The more solid and down-to-earth the short-term problem is, the easier it will be to construct a plot. Though the character can have more than one problem going on at a time, it's most useful for story development if the short-term problem is confined to one clearly stated problem per character — either a single problem that involves them both or two related problems.

New writers often come up with very amorphous initial conflicts, such as:

  • Neither of the characters wants to take the chance of trusting again.

  • He has to make her accept a truth she doesn't want to face.

  • They've each been deceived in the past and won't tolerate being lied to again.

While those concepts can be developed into interesting problems, they're hard to grasp, hard to illustrate, and hard to write about.

And they're actually long-term problems — character flaws or painful past experiences — rather than short-term ones. Lack of trust, unwillingness to commit, and bad past relationships often play a big part in the characters' eventual development and growth, but they're hard to get a grip on when they're set up as the initial problem.

If the characters' mutual problem is lack of trust, what do they talk about throughout the story? If they could actually discuss their difficulty in trusting, they'd be two-thirds of the way to solving the problem — but they can't trust each other enough to talk about it. Worse, without a certain amount of trust, there's not much else to talk about — and characters who have nothing to talk about are very hard to write about.

If, on the other hand, your two characters are at odds about who gets custody of the kid, or how to handle the business they've inherited, or what they're going to do about their marriage of convenience after it's not convenient to be married anymore, then they have lots of stuff that they must talk about — and they have many opportunities to test, explore, and discover that the other is a person who can be trusted after all.

Remember that a short-term problem is not a single event, so it can't be solved in a single step. “While rock climbing, Julie falls off a cliff” isn't a true short-term problem; she'll either be rescued or she'll die, and in either case the story is over.

The real short-term problem is what got her onto the cliff in the first place. Is she trying to protect the precious papers she's carrying from the bad guy who's pursuing her? Is she learning to climb because the man she thinks she loves insists he won't marry her unless she shares his hobby of rock climbing? In either of these cases (or a hundred others), when she's rescued she still faces the problem that got her onto the cliff, plus she has the complications of a broken leg and a black eye and the hero — who rescued her — hanging around.

Some additional examples of complex short-term problems include:

  • A hero who is offered a job in a different city, but a heroine who doesn't want to leave her challenging career to follow him.

  • A heroine who wants to have a baby, but a hero who thinks he'd be a terrible dad.

  • A heroine and hero who must work together despite a painful past relationship.

The key to all of these problems is that they create conflict and tension between the two characters, and they all offer potential for increasing complexity and involvement.

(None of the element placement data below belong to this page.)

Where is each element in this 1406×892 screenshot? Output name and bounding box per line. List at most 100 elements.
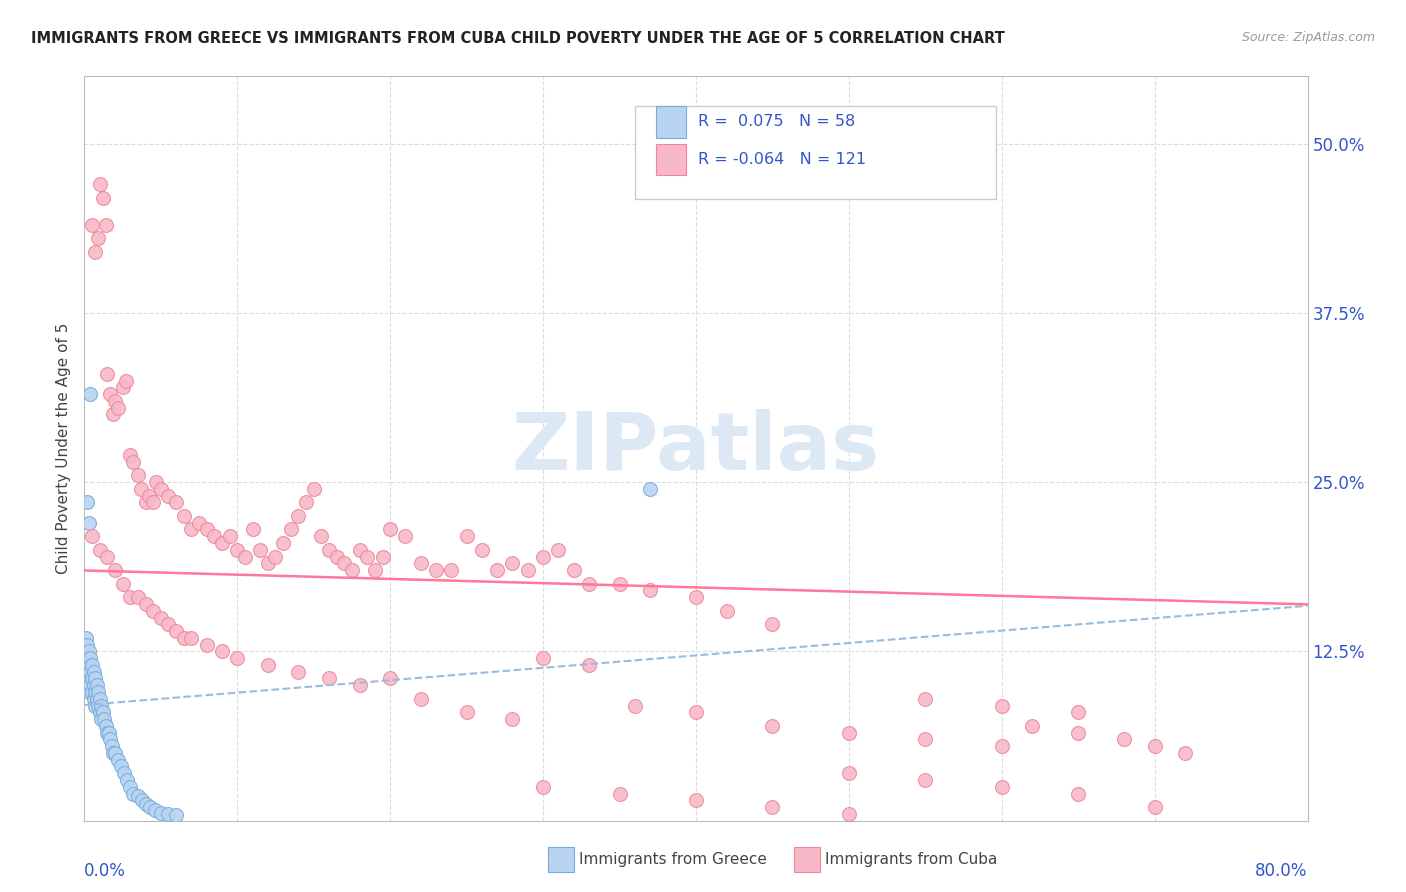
Point — [120, 780, 142, 794]
Point — [97, 725, 120, 739]
Point — [180, 523, 202, 537]
Text: ZIPatlas: ZIPatlas — [512, 409, 880, 487]
Text: Source: ZipAtlas.com: Source: ZipAtlas.com — [1241, 31, 1375, 45]
Point — [226, 651, 249, 665]
Point — [91, 706, 114, 720]
Point — [1143, 800, 1166, 814]
Point — [180, 631, 202, 645]
Point — [1143, 739, 1166, 753]
Point — [502, 712, 524, 726]
Point — [761, 800, 783, 814]
Point — [75, 631, 97, 645]
Point — [89, 691, 111, 706]
Point — [111, 576, 134, 591]
Point — [547, 542, 569, 557]
Point — [79, 387, 101, 401]
Point — [149, 805, 172, 820]
Point — [129, 482, 152, 496]
Point — [333, 557, 356, 571]
Point — [145, 475, 167, 489]
Point — [83, 678, 105, 692]
Point — [76, 665, 98, 679]
Point — [157, 806, 180, 821]
Point — [83, 665, 105, 679]
Point — [531, 780, 554, 794]
Point — [502, 557, 524, 571]
Point — [131, 793, 153, 807]
FancyBboxPatch shape — [655, 144, 686, 175]
Point — [84, 244, 107, 259]
Point — [302, 482, 325, 496]
Point — [264, 549, 287, 564]
Point — [98, 387, 121, 401]
Point — [110, 759, 132, 773]
Point — [104, 746, 127, 760]
Point — [914, 732, 936, 747]
Point — [578, 657, 600, 672]
Point — [318, 672, 340, 686]
Point — [98, 732, 121, 747]
Point — [157, 489, 180, 503]
Point — [114, 374, 136, 388]
Point — [211, 536, 233, 550]
FancyBboxPatch shape — [636, 105, 995, 199]
Point — [211, 644, 233, 658]
Point — [242, 523, 264, 537]
Point — [188, 516, 211, 530]
Point — [318, 542, 340, 557]
Point — [287, 508, 309, 523]
Point — [122, 787, 145, 801]
Text: Immigrants from Cuba: Immigrants from Cuba — [825, 853, 998, 867]
Point — [96, 725, 118, 739]
Point — [87, 698, 110, 713]
Point — [112, 766, 135, 780]
Point — [77, 672, 100, 686]
Point — [89, 706, 111, 720]
Point — [104, 563, 127, 577]
Point — [1174, 746, 1197, 760]
Point — [80, 218, 103, 232]
Point — [624, 698, 647, 713]
Point — [364, 563, 387, 577]
Point — [991, 739, 1014, 753]
Point — [195, 638, 218, 652]
Point — [531, 549, 554, 564]
Point — [471, 542, 494, 557]
Point — [107, 753, 129, 767]
Point — [349, 542, 371, 557]
Point — [531, 651, 554, 665]
Point — [295, 495, 318, 509]
Point — [143, 803, 166, 817]
Point — [80, 672, 103, 686]
Point — [115, 772, 138, 787]
Text: R = -0.064   N = 121: R = -0.064 N = 121 — [699, 152, 866, 167]
Point — [90, 698, 112, 713]
Point — [371, 549, 394, 564]
Point — [87, 231, 110, 245]
Point — [89, 177, 111, 191]
Point — [409, 557, 432, 571]
Point — [93, 712, 115, 726]
Point — [90, 712, 112, 726]
Point — [127, 789, 149, 804]
Point — [80, 529, 103, 543]
Point — [96, 367, 118, 381]
Point — [233, 549, 256, 564]
Point — [142, 604, 165, 618]
Point — [94, 218, 117, 232]
Text: Immigrants from Greece: Immigrants from Greece — [579, 853, 768, 867]
Point — [356, 549, 378, 564]
Point — [914, 691, 936, 706]
Point — [165, 495, 187, 509]
Point — [135, 495, 157, 509]
Point — [685, 793, 707, 807]
Point — [142, 495, 165, 509]
Point — [838, 766, 860, 780]
Point — [111, 380, 134, 394]
Point — [120, 591, 142, 605]
Point — [761, 617, 783, 632]
Point — [578, 576, 600, 591]
Text: 80.0%: 80.0% — [1256, 862, 1308, 880]
Point — [80, 685, 103, 699]
Point — [425, 563, 447, 577]
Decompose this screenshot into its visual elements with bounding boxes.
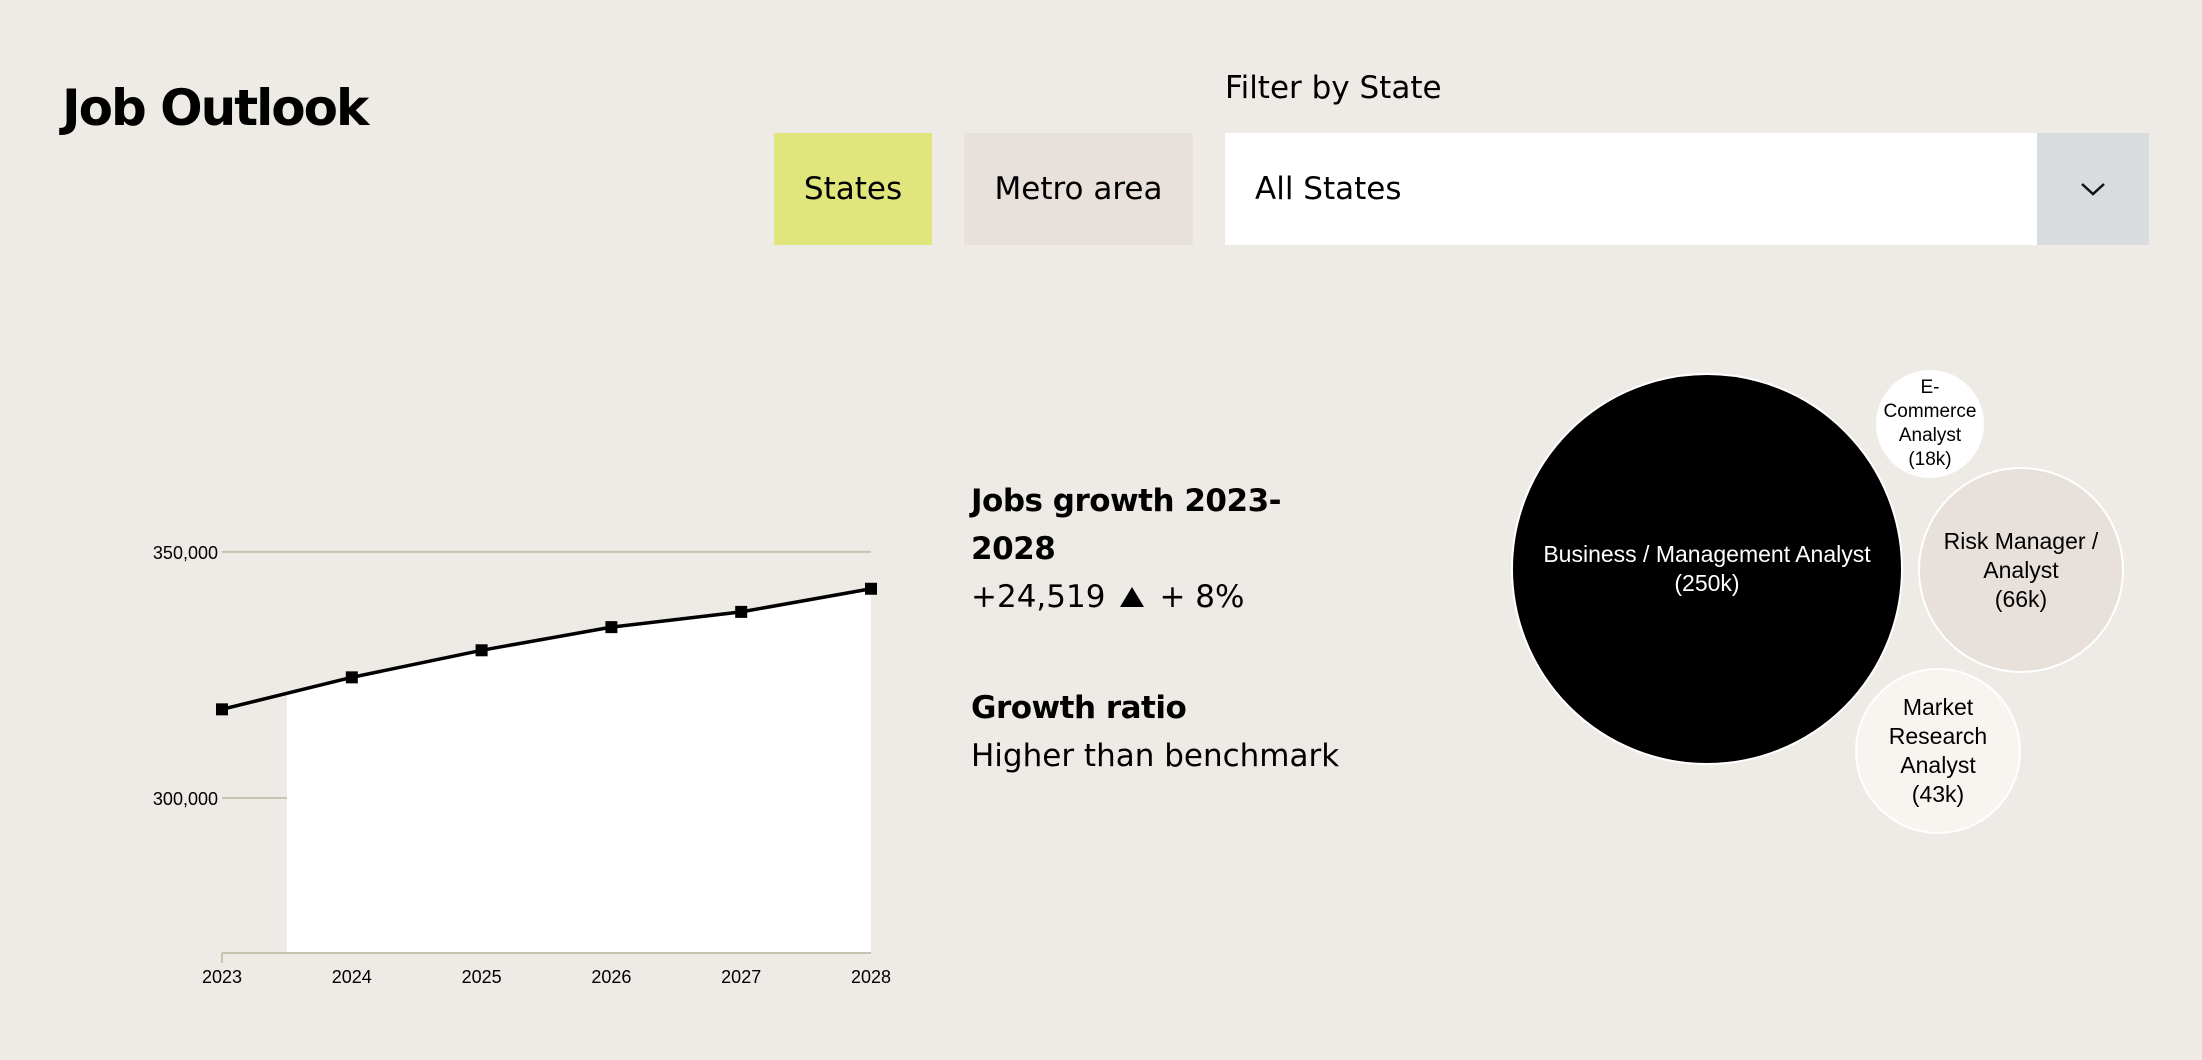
x-tick-label: 2026 — [591, 967, 631, 987]
x-tick-label: 2028 — [851, 967, 891, 987]
y-tick-label: 300,000 — [153, 789, 218, 809]
y-tick-label: 350,000 — [153, 543, 218, 563]
bubble-ecommerce-analyst[interactable]: E- Commerce Analyst (18k) — [1876, 370, 1984, 478]
area-fill — [287, 588, 871, 953]
jobs-growth-row: +24,519 + 8% — [971, 573, 1331, 621]
bubble-label: Market Research Analyst (43k) — [1888, 694, 1988, 807]
state-select[interactable]: All States — [1225, 133, 2149, 245]
x-tick-label: 2025 — [462, 967, 502, 987]
jobs-growth-heading: Jobs growth 2023-2028 — [971, 483, 1282, 567]
series-line — [221, 587, 872, 712]
page-title: Job Outlook — [62, 79, 369, 137]
metro-area-toggle-button[interactable]: Metro area — [964, 133, 1193, 245]
data-point — [475, 644, 488, 657]
bubble-label: Risk Manager / Analyst (66k) — [1943, 527, 2099, 612]
triangle-up-icon — [1120, 587, 1145, 607]
data-point — [735, 605, 748, 618]
data-point — [216, 703, 228, 716]
growth-ratio-block: Growth ratio Higher than benchmark — [971, 684, 1471, 780]
states-toggle-button[interactable]: States — [774, 133, 932, 245]
state-select-value: All States — [1255, 171, 1402, 207]
growth-ratio-value: Higher than benchmark — [971, 738, 1340, 774]
bubble-label: Business / Management Analyst (250k) — [1543, 541, 1871, 596]
x-tick-label: 2024 — [332, 967, 372, 987]
data-point — [345, 671, 358, 684]
jobs-growth-value: +24,519 — [971, 579, 1106, 615]
filter-label: Filter by State — [1225, 70, 1442, 106]
jobs-line-chart: 300,000 350,000 2023 2024 2025 2026 2027 2028 — [153, 543, 891, 987]
bubble-business-management-analyst[interactable]: Business / Management Analyst (250k) — [1511, 373, 1903, 765]
x-tick-label: 2027 — [721, 967, 761, 987]
bubble-risk-manager-analyst[interactable]: Risk Manager / Analyst (66k) — [1918, 467, 2124, 673]
chevron-down-icon — [2081, 183, 2105, 196]
bubble-market-research-analyst[interactable]: Market Research Analyst (43k) — [1855, 668, 2021, 834]
data-point — [605, 621, 618, 634]
growth-ratio-heading: Growth ratio — [971, 690, 1187, 726]
x-tick-label: 2023 — [202, 967, 242, 987]
select-arrow-button[interactable] — [2037, 133, 2149, 245]
data-point — [865, 582, 877, 595]
jobs-growth-percent: + 8% — [1159, 579, 1245, 615]
bubble-label: E- Commerce Analyst (18k) — [1883, 377, 1977, 470]
jobs-growth-block: Jobs growth 2023-2028 +24,519 + 8% — [971, 477, 1331, 621]
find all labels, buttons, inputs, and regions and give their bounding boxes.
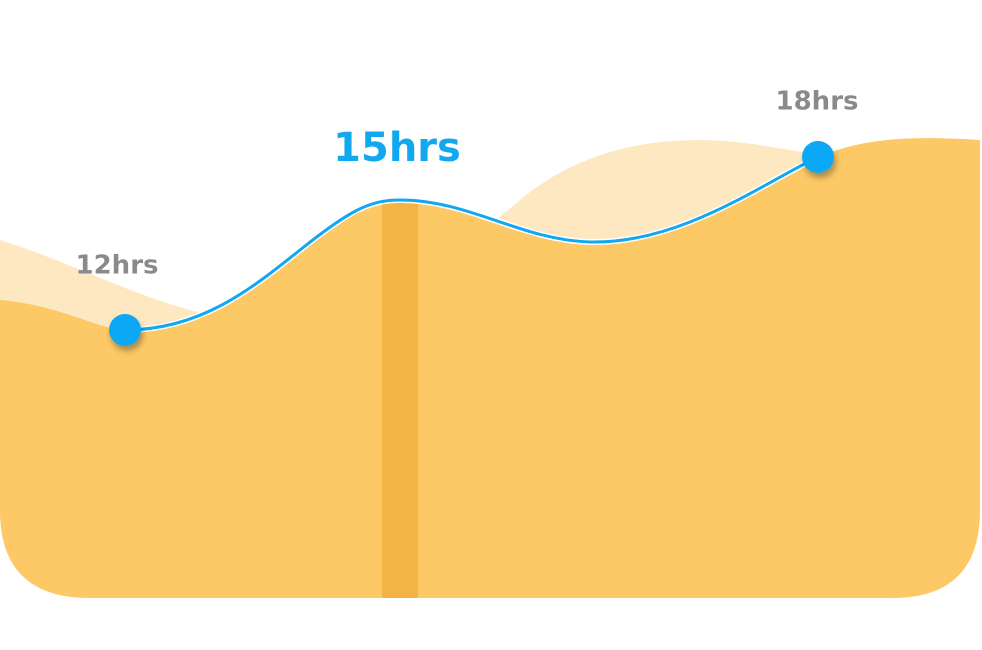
point-label: 12hrs: [76, 251, 159, 281]
line: [124, 155, 819, 332]
point-marker: [802, 141, 834, 173]
point-marker: [109, 314, 141, 346]
highlight-stripe: [382, 138, 418, 598]
point-label: 18hrs: [776, 87, 859, 117]
highlight-label: 15hrs: [333, 125, 461, 171]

If your short-term problem isn't the sort that grows more complicated, you may be tempted to toss in unrelated obstacles in an attempt to create extra trouble for the characters. Your heroine might fall out of a tree, get hit by a car, and encounter a rattlesnake all in the first three chapters. But adding obstacles is not the same as developing a conflict, because one obstacle doesn't lead into or cause the next; they're just random happenings. Unless each event contributes to the advancement of the story and relates to all the other events in a meaningful sequence, the story is contrived.